The idea: XOR everything to get a ^ b. Since a and b are different, at least one bit differs between them. We use that differing bit to split the array into two groups — each group contains exactly one of the unique numbers.

function twoSingleNumbers(nums) {
  let xor = 0;
  for (const num of nums) xor ^= num; // xor = a ^ b

  // find rightmost set bit (where a and b differ)
  const diffBit = xor & (-xor);

  let a = 0, b = 0;
  for (const num of nums) {
    if (num & diffBit) a ^= num;  // group with bit set
    else b ^= num;                 // group without bit set
  }
  return [a, b];
}
// twoSingleNumbers([1, 2, 1, 3, 2, 5]) => [3, 5]
def two_single_numbers(nums):
    xor = 0
    for num in nums:
        xor ^= num  # xor = a ^ b

    # find rightmost set bit (where a and b differ)
    diff_bit = xor & (-xor)

    a, b = 0, 0
    for num in nums:
        if num & diff_bit:
            a ^= num   # group with bit set
        else:
            b ^= num   # group without bit set
    return [a, b]

# two_single_numbers([1, 2, 1, 3, 2, 5]) => [3, 5]
static int[] twoSingleNumbers(int[] nums) {
    int xor = 0;
    for (int num : nums) xor ^= num; // xor = a ^ b

    // find rightmost set bit (where a and b differ)
    int diffBit = xor & (-xor);

    int a = 0, b = 0;
    for (int num : nums) {
        if ((num & diffBit) != 0) a ^= num; // group with bit set
        else b ^= num;                       // group without bit set
    }
    return new int[]{a, b};
}
// twoSingleNumbers([1, 2, 1, 3, 2, 5]) => [3, 5]

Time: O(n), Space: O(1).

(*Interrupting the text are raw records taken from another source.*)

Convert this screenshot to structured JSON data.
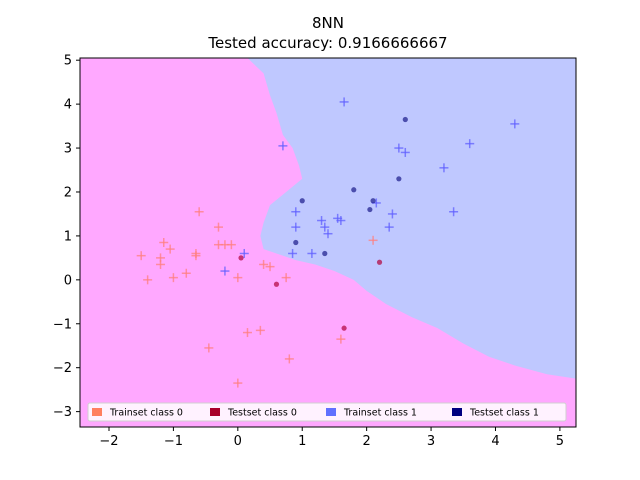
{
  "chart_data": {
    "type": "scatter",
    "title": "8NN",
    "subtitle": "Tested accuracy: 0.9166666667",
    "xlabel": "",
    "ylabel": "",
    "xlim": [
      -2.45,
      5.25
    ],
    "ylim": [
      -3.35,
      5.05
    ],
    "x_ticks": [
      -2,
      -1,
      0,
      1,
      2,
      3,
      4,
      5
    ],
    "y_ticks": [
      -3,
      -2,
      -1,
      0,
      1,
      2,
      3,
      4,
      5
    ],
    "grid": false,
    "legend_position": "lower-center",
    "decision_regions": {
      "class0_color": "#ffa8ff",
      "class1_color": "#bfc8ff",
      "boundary": [
        [
          -2.45,
          5.05
        ],
        [
          0.15,
          5.05
        ],
        [
          0.4,
          4.7
        ],
        [
          0.5,
          4.2
        ],
        [
          0.6,
          3.8
        ],
        [
          0.7,
          3.3
        ],
        [
          0.85,
          3.0
        ],
        [
          0.95,
          2.6
        ],
        [
          1.0,
          2.3
        ],
        [
          0.75,
          2.0
        ],
        [
          0.5,
          1.7
        ],
        [
          0.4,
          1.3
        ],
        [
          0.35,
          1.0
        ],
        [
          0.4,
          0.7
        ],
        [
          0.6,
          0.6
        ],
        [
          0.9,
          0.45
        ],
        [
          1.2,
          0.35
        ],
        [
          1.5,
          0.2
        ],
        [
          1.8,
          0.0
        ],
        [
          2.0,
          -0.25
        ],
        [
          2.3,
          -0.55
        ],
        [
          2.7,
          -0.85
        ],
        [
          3.1,
          -1.1
        ],
        [
          3.5,
          -1.45
        ],
        [
          3.9,
          -1.75
        ],
        [
          4.3,
          -1.95
        ],
        [
          4.8,
          -2.15
        ],
        [
          5.25,
          -2.25
        ]
      ]
    },
    "series": [
      {
        "name": "Trainset class 0",
        "marker": "plus",
        "color": "#ff7f7f",
        "points": [
          [
            -1.5,
            0.55
          ],
          [
            -1.4,
            0.0
          ],
          [
            -1.2,
            0.5
          ],
          [
            -1.2,
            0.35
          ],
          [
            -1.15,
            0.85
          ],
          [
            -1.05,
            0.7
          ],
          [
            -1.0,
            0.05
          ],
          [
            -0.8,
            0.15
          ],
          [
            -0.65,
            0.55
          ],
          [
            -0.65,
            0.6
          ],
          [
            -0.6,
            1.55
          ],
          [
            -0.45,
            -1.55
          ],
          [
            -0.3,
            1.2
          ],
          [
            -0.3,
            0.8
          ],
          [
            -0.2,
            0.8
          ],
          [
            -0.1,
            0.8
          ],
          [
            0.0,
            0.05
          ],
          [
            0.0,
            -2.35
          ],
          [
            0.15,
            -1.2
          ],
          [
            0.35,
            -1.15
          ],
          [
            0.4,
            0.35
          ],
          [
            0.5,
            0.3
          ],
          [
            0.75,
            0.05
          ],
          [
            0.8,
            -1.8
          ],
          [
            1.6,
            -1.35
          ],
          [
            2.1,
            0.9
          ]
        ]
      },
      {
        "name": "Testset class 0",
        "marker": "dot",
        "color": "#b0003a",
        "points": [
          [
            0.05,
            0.5
          ],
          [
            0.6,
            -0.1
          ],
          [
            1.65,
            -1.1
          ],
          [
            2.2,
            0.4
          ]
        ]
      },
      {
        "name": "Trainset class 1",
        "marker": "plus",
        "color": "#6060ff",
        "points": [
          [
            -0.2,
            0.2
          ],
          [
            0.1,
            0.6
          ],
          [
            0.7,
            3.05
          ],
          [
            0.85,
            0.6
          ],
          [
            0.9,
            1.55
          ],
          [
            0.9,
            1.2
          ],
          [
            1.15,
            0.6
          ],
          [
            1.3,
            1.35
          ],
          [
            1.35,
            1.2
          ],
          [
            1.4,
            1.05
          ],
          [
            1.55,
            1.4
          ],
          [
            1.6,
            1.35
          ],
          [
            1.65,
            4.05
          ],
          [
            2.15,
            1.75
          ],
          [
            2.35,
            1.2
          ],
          [
            2.4,
            1.5
          ],
          [
            2.5,
            3.0
          ],
          [
            2.6,
            2.9
          ],
          [
            3.2,
            2.55
          ],
          [
            3.35,
            1.55
          ],
          [
            3.6,
            3.1
          ],
          [
            4.3,
            3.55
          ]
        ]
      },
      {
        "name": "Testset class 1",
        "marker": "dot",
        "color": "#1a1a8a",
        "points": [
          [
            0.9,
            0.85
          ],
          [
            1.0,
            1.8
          ],
          [
            1.35,
            0.6
          ],
          [
            1.8,
            2.05
          ],
          [
            2.05,
            1.6
          ],
          [
            2.1,
            1.8
          ],
          [
            2.5,
            2.3
          ],
          [
            2.6,
            3.65
          ]
        ]
      }
    ],
    "legend": [
      {
        "label": "Trainset class 0",
        "color": "#ff7f60"
      },
      {
        "label": "Testset class 0",
        "color": "#a8002a"
      },
      {
        "label": "Trainset class 1",
        "color": "#6070ff"
      },
      {
        "label": "Testset class 1",
        "color": "#000080"
      }
    ]
  }
}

Two passes through the array, no extra data structures.

Quick Reference

Here’s a cheat sheet of handy bit tricks:

TrickCodeWhy it works
Check if oddn & 1Last bit is 1 for odd numbers
Multiply by 2n << 1Shifting left adds a zero at the end
Divide by 2n >> 1Shifting right removes the last bit
Toggle bit at pos kn ^ (1 << k)XOR flips the target bit
Set bit at pos kn | (1 << k)OR forces the target bit to 1
Clear bit at pos kn & ~(1 << k)AND with inverted mask clears it
Check bit at pos k(n >> k) & 1Shift it down and check last bit
Remove lowest set bitn & (n - 1)Subtracting 1 flips all bits up to lowest set

In simple language, bit manipulation is one of those topics that feels intimidating at first but has a small set of patterns that repeat everywhere. Master XOR properties and n & (n - 1), and we can handle most interview problems.